Akhir-akhir ini, isu Menteri Pertahanan (Menhan) Prabowo Subianto yang disebut akan menggantikan peran Ma’ruf Amin sebagai wakil presiden (wapres) tengah menjadi bola panas yang mengundang berbagai perdebatan. Lantas, mungkinkah isu tersebut menjadi kenyataan?
“Ekonomi selalu mendasarkan dan mengakarkan dirinya dalam kehidupan sosial dan mustahil dipahami terpisah dari persoalan yang lebih besar, yakni tentang bagaimana masyarakat modern mengorganisasikan dirinya” – Francis Fukuyama dalam Trust: The Social Virtues and the Creation of Prosperity
Sedari awal, tidak sedikit yang menyebutkan bahwa Ma’ruf Amin bukanlah pilihan nomor satu Joko Widodo (Jokowi) untuk menemaninya maju di gelaran Pilpres 2019. Kita tentu masih ingat, Menteri Koordinator Bidang Politik, Hukum, dan Keamanan (Menko Polhukam) Mahfud MD yang kala itu hampir pasti menemani mantan Wali Kota Solo tersebut.
Akan tetapi, dengan berbagai tekanan politik yang ada, nama Ma’ruf akhirnya lebih dipilih guna memperbesar peluang untuk memenangkan kontestasi pemilu. Terlebih lagi, narasi Jokowi anti kelompok Islam ramai bergulir saat itu.

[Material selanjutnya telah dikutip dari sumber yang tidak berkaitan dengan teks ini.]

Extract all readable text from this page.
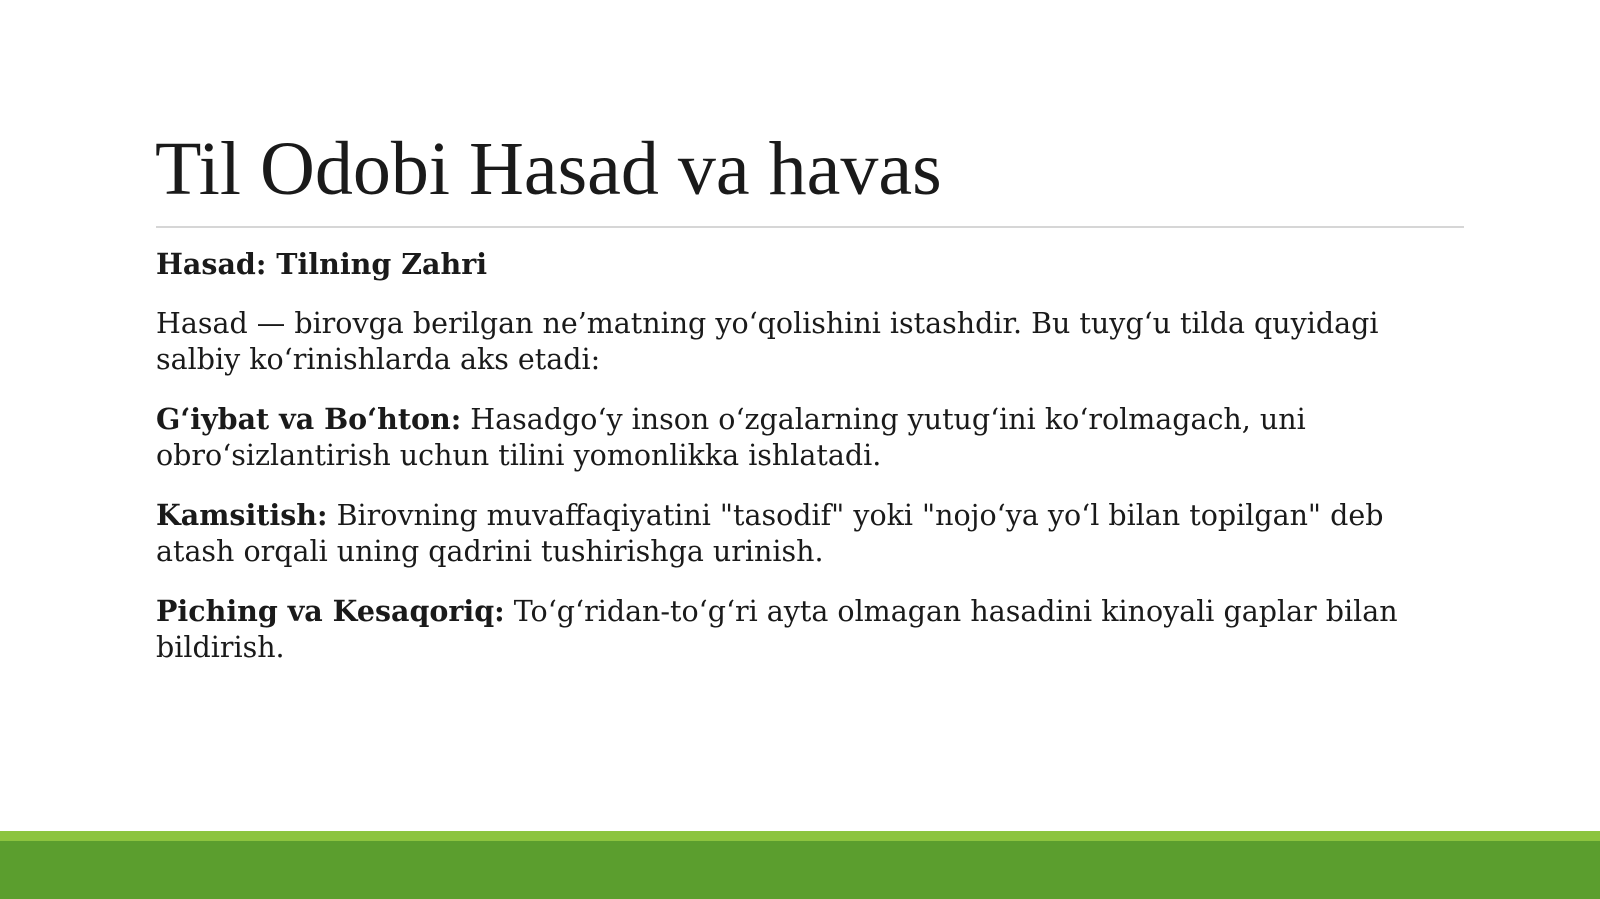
Til Odobi Hasad va havas

Hasad: Tilning Zahri

Hasad — birovga berilgan ne’matning yo‘qolishini istashdir. Bu tuyg‘u tilda quyidagi salbiy ko‘rinishlarda aks etadi:

G‘iybat va Bo‘hton: Hasadgo‘y inson o‘zgalarning yutug‘ini ko‘rolmagach, uni obro‘sizlantirish uchun tilini yomonlikka ishlatadi.

Kamsitish: Birovning muvaffaqiyatini "tasodif" yoki "nojo‘ya yo‘l bilan topilgan" deb atash orqali uning qadrini tushirishga urinish.

Piching va Kesaqoriq: To‘g‘ridan-to‘g‘ri ayta olmagan hasadini kinoyali gaplar bilan bildirish.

Kini, tudingan minor bahwa Ma’ruf hanya dijadikan pendulang suara di Pilpres 2019 tampaknya mulai menemui afirmasinya. Bagaimana tidak, peran Ma’ruf dinilai tidak signifikan di pemerintahan. Tidak mengherankan kemudian istilah Wapres AFK (away from keyboard) jamak bermunculan di lini sosial media.
Terbaru, isu Ma’ruf akan digantikan oleh Menhan Prabowo Subianto tengah menjadi bola panas tersendiri. Menanggapi isu ini, pengamat politik Universitas Negeri Jakarta (UNJ) Ubedilah Badrun terlihat memberikan pandangan bila kemungkinan isu tersebut teraktualisasi.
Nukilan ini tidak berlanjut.